# Wigner Kernels

This a collection of programs to benchmark Wigner kernels on the dipole moments of the QM9 dataset. 
We recommend running them on GPU, as they have not been tested on CPU.


## Prerequisites

The python requirements are listed in requirements.txt

In our programs, we also make use of a Fortran subroutine to calculate scaled modified spherical Bessel functions.
To compile the Fortran file: 

`python -m numpy.f2py -c fortran.f -m fortran`

(A Fortran compiler is required)


## Usage

This directory contains three scripts: `run_wk_dipoles.py`, `dipoles_large.py`, and `grid.py`.

### run_wk.py

The `run_wk_dipoles.py` is appropriate for small or medium-sized training sets. It can be invoked, for instance, as follows:

`python run_wk_dipoles.py dipoles.json 500 0`

Here, `dipoles.json` is an input file, `500` refers to the number of training points, and `0` is the random seed used to shuffle
the training part of the dataset before extracting the train structures.

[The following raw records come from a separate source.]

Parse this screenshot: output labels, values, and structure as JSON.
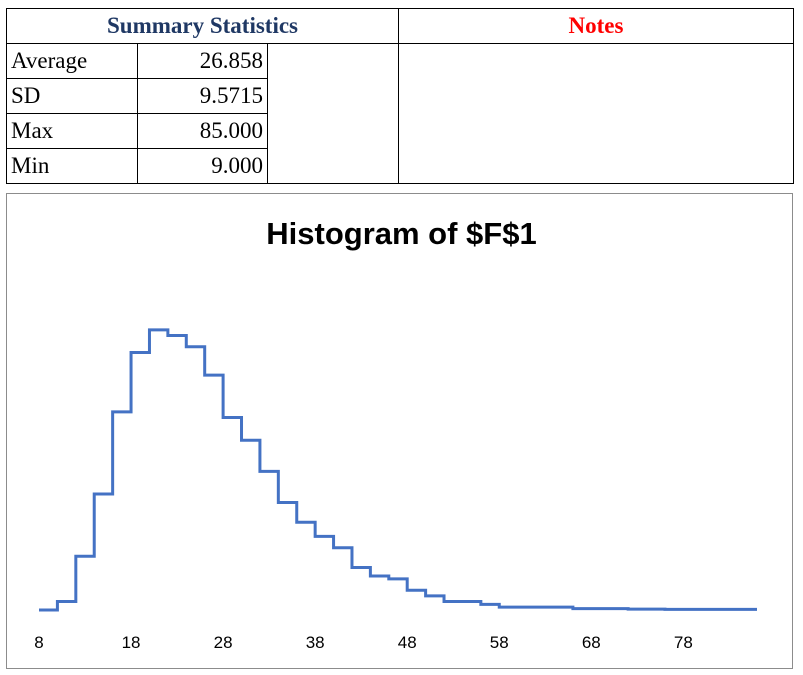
{
  "summary": {
    "header": "Summary Statistics",
    "notes_header": "Notes",
    "rows": [
      {
        "label": "Average",
        "value": "26.858"
      },
      {
        "label": "SD",
        "value": "9.5715"
      },
      {
        "label": "Max",
        "value": "85.000"
      },
      {
        "label": "Min",
        "value": "9.000"
      }
    ]
  },
  "chart_data": {
    "type": "line",
    "title": "Histogram of $F$1",
    "xlabel": "",
    "ylabel": "",
    "line_color": "#4472c4",
    "x_ticks": [
      8,
      18,
      28,
      38,
      48,
      58,
      68,
      78
    ],
    "xlim": [
      8,
      86
    ],
    "ylim": [
      0,
      100
    ],
    "grid": false,
    "legend": "none",
    "series": [
      {
        "bin_edges": [
          8,
          10,
          12,
          14,
          16,
          18,
          20,
          22,
          24,
          26,
          28,
          30,
          32,
          34,
          36,
          38,
          40,
          42,
          44,
          46,
          48,
          50,
          52,
          54,
          56,
          58,
          60,
          62,
          64,
          66,
          68,
          70,
          72,
          74,
          76,
          78,
          80,
          82,
          84,
          86
        ],
        "counts": [
          0,
          3,
          19,
          41,
          70,
          91,
          99,
          97,
          93,
          83,
          68,
          60,
          49,
          38,
          31,
          26,
          22,
          15,
          12,
          11,
          7,
          5,
          3,
          3,
          2,
          1,
          1,
          1,
          1,
          0.5,
          0.5,
          0.5,
          0.3,
          0.3,
          0.2,
          0.2,
          0.2,
          0.2,
          0.2
        ]
      }
    ]
  }
}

The main piece of output of the script is the MAE test set error.

### large.py and grid.py 

These two scripts can be used to fit large training sets.

`large.py` can be invoked as

`python large_dipoles.py 1 2`

This will calculate a 5000x5000 chunk of the Wigner kernel matrix for the whole dataset.
The inputs 1 and 2 refer to the location of the chunk within the Wigner kernel matrix. In this case, the output will be a dumped PyTorch
tensor corresponding to all elements of the Wigner kernel matrix in rows 5000 to 10000 and columns 10000 to 15000. 

Once all chunks in the upper triangular part of the matrix have been calculated (the kernel is symmetric), the fit can be carried out
with `grid.py`. This script executes a grid search over the kernel mixing hyperparameters and it returns the test set error.

`grid.py` is the only script that is supposed to run on CPU (preferrably with large memory), and it can be invoked as 

`python grid.py 20000 0`

Here, the first argument is the number of training points, while the second number is the random seed used to shuffle the dataset,
thereby changing the composition of the training and test sets. The second argument is ignored if, like in this case, all 20000
training set structures are used.


## Examples

For reproducibility purposes, an output example is provided for the `run_wk_dipoles.py` script. This is `dipoles.out`,
which corresponds to the output of `python run_wk_dipoles.py dipoles.json 500 0`